Quote from god of cyanidepart of the reason i inquired here is because a lot of what i heard amounted to, "yeah, you're screwed, good luck with that." if that's what it is, then it is what it is. i recently acquired the allergy cases: i started off with a microfiber one that specifically called out for alleviating dust mite allergies. i'm planning on putting it on tomorrow and observing any changes. my mattress is relatively new (~1 year) and, due to a previous bedbug infestation (since remedied), my boxspring is (largely) sealed and i've been using other protective sleeves on my mattress. a coworker had suggested putting the mattress and pillows in plastic cases and then using other coverings to not feel like you're sleeping on plastic; this sounds expensive, so it's last resort trial unless people tell me that's just crazy talk.
i'll ask, but there's a chance that my insurance eats the cost of the shots, which may not be the case for the drops. i'm perfectly OK with the shots (but i may have a different opinion later; i've only taken one shot), which was the doctor's recommendation.
Valarin, good luck with your situation. i feel blessed that dust mites and cats turned out to be my only problems, despite the potential of the dust mite allergy being difficult to overcome.

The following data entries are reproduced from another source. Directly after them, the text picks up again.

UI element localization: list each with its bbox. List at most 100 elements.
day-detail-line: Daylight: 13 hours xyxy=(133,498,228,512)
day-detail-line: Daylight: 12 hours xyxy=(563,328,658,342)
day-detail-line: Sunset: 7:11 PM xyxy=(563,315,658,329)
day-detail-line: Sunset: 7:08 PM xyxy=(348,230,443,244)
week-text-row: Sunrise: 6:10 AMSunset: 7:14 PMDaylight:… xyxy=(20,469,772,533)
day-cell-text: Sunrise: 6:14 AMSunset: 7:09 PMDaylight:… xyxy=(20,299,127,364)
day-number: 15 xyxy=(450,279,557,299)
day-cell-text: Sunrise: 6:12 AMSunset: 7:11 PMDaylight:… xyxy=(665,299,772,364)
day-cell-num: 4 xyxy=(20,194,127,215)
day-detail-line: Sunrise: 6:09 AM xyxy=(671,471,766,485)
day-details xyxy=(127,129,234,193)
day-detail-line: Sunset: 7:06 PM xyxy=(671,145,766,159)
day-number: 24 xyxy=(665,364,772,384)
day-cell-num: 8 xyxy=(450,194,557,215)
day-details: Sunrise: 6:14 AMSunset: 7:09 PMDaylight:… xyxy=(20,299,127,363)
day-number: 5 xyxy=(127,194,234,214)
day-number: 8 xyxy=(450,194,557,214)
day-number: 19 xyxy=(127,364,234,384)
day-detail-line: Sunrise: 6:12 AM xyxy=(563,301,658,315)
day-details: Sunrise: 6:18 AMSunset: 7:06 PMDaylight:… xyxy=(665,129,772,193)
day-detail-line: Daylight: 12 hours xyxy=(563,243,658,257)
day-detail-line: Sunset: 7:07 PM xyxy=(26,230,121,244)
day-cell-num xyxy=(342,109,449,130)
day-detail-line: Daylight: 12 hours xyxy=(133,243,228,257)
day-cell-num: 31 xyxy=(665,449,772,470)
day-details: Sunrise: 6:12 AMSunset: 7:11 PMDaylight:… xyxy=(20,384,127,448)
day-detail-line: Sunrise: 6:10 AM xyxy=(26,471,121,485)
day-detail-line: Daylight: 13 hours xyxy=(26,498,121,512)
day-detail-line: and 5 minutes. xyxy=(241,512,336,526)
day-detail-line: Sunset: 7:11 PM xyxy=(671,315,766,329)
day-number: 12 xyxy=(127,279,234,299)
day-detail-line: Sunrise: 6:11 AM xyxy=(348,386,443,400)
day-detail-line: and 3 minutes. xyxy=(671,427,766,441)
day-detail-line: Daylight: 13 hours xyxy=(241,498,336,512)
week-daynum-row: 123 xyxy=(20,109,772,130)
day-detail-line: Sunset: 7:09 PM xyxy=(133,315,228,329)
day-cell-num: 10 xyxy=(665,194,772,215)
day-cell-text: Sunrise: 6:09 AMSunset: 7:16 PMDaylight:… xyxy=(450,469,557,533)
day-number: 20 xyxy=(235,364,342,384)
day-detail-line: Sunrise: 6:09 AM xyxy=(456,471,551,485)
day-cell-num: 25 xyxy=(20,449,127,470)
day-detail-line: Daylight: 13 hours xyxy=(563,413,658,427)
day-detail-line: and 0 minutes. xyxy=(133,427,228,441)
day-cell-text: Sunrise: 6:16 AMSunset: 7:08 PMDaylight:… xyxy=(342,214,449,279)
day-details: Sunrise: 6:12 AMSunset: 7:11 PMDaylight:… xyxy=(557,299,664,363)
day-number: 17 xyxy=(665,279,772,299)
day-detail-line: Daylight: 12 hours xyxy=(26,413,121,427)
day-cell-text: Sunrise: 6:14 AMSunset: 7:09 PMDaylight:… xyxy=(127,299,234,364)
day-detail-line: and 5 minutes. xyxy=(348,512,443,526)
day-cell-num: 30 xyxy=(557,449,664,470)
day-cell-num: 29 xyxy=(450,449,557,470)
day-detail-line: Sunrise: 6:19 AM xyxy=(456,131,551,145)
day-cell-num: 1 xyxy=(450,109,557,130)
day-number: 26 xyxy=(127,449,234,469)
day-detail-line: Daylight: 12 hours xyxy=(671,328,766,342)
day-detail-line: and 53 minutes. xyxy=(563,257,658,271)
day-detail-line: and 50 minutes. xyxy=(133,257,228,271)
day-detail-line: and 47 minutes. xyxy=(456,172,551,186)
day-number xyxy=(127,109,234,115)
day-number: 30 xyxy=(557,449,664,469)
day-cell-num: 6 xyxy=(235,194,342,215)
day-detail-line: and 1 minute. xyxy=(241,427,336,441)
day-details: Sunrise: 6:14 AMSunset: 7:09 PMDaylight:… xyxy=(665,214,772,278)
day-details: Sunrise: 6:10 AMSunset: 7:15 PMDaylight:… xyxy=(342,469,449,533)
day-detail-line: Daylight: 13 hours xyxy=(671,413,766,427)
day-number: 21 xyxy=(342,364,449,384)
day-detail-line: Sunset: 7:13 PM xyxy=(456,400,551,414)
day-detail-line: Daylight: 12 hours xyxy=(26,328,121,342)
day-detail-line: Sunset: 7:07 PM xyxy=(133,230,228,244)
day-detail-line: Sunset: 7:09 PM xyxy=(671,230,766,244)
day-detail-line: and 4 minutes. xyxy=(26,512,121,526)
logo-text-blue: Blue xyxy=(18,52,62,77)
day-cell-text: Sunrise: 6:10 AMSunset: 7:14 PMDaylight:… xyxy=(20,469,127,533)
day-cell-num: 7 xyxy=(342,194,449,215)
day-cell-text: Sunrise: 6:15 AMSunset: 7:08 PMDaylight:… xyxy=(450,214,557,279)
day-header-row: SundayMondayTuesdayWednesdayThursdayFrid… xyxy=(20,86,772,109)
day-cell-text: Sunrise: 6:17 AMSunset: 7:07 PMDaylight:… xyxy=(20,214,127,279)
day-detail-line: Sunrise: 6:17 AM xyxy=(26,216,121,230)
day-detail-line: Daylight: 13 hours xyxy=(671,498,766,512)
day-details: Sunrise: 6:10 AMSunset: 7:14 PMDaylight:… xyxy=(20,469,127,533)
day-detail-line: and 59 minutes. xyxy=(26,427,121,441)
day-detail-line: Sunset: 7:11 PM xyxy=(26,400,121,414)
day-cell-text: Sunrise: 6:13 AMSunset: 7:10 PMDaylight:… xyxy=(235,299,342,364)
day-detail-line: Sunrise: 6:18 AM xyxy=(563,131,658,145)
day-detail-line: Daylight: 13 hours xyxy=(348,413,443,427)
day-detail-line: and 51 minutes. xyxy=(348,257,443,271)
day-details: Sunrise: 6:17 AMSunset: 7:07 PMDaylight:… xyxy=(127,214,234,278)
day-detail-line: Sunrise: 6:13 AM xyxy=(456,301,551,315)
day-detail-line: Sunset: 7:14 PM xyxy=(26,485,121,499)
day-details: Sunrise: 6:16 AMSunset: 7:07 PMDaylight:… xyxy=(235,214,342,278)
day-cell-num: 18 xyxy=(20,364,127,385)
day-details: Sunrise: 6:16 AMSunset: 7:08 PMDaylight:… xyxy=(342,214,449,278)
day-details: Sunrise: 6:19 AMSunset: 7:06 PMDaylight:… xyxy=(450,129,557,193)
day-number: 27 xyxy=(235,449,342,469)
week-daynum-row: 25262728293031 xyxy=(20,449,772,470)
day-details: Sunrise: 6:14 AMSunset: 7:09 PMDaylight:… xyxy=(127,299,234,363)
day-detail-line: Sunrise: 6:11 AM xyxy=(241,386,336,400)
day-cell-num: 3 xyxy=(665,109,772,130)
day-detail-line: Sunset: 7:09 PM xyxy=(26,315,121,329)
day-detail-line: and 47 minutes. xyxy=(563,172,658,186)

Quote from ValarinI tried the cheap case, the expensive cases, the "special" (more expensive) cases, plastic cases for the mattress, etc. None of it made a lick of difference. Dust mites don't just live in bedding. I tried air filters, HEPA air filters, dust mite specific HEPA air filters, I removed all the carpet from my house, I steam cleaned the hardwoods, I got special vaccum bags and vacuum filters and scoured the house clean, and all I got for my efforts was a lighter wallet and an uncomfortable bed
Insurance doesn't cover the drops in the US (yet, some insurance companies are considering adding it), they are covered and commonly used in Europe. My drops cost $200 for a 4 month supply. Considering my allergy shots (given the depth and breadth of my allergies) would be two shots in each arm every week, I'm happy to pay $200 to skip 64 injections, not to mention time and hassle driving to the allergists every week for years on end.
Also, shots tend to take at least a year to be effective, drops usually become effective in 6 months
Ehh, they're just allergies. When I got the test done the testing sites on my arms broke out like christmas lights I've been on the drops 4-5 months now and should start seeing improvement in about another month.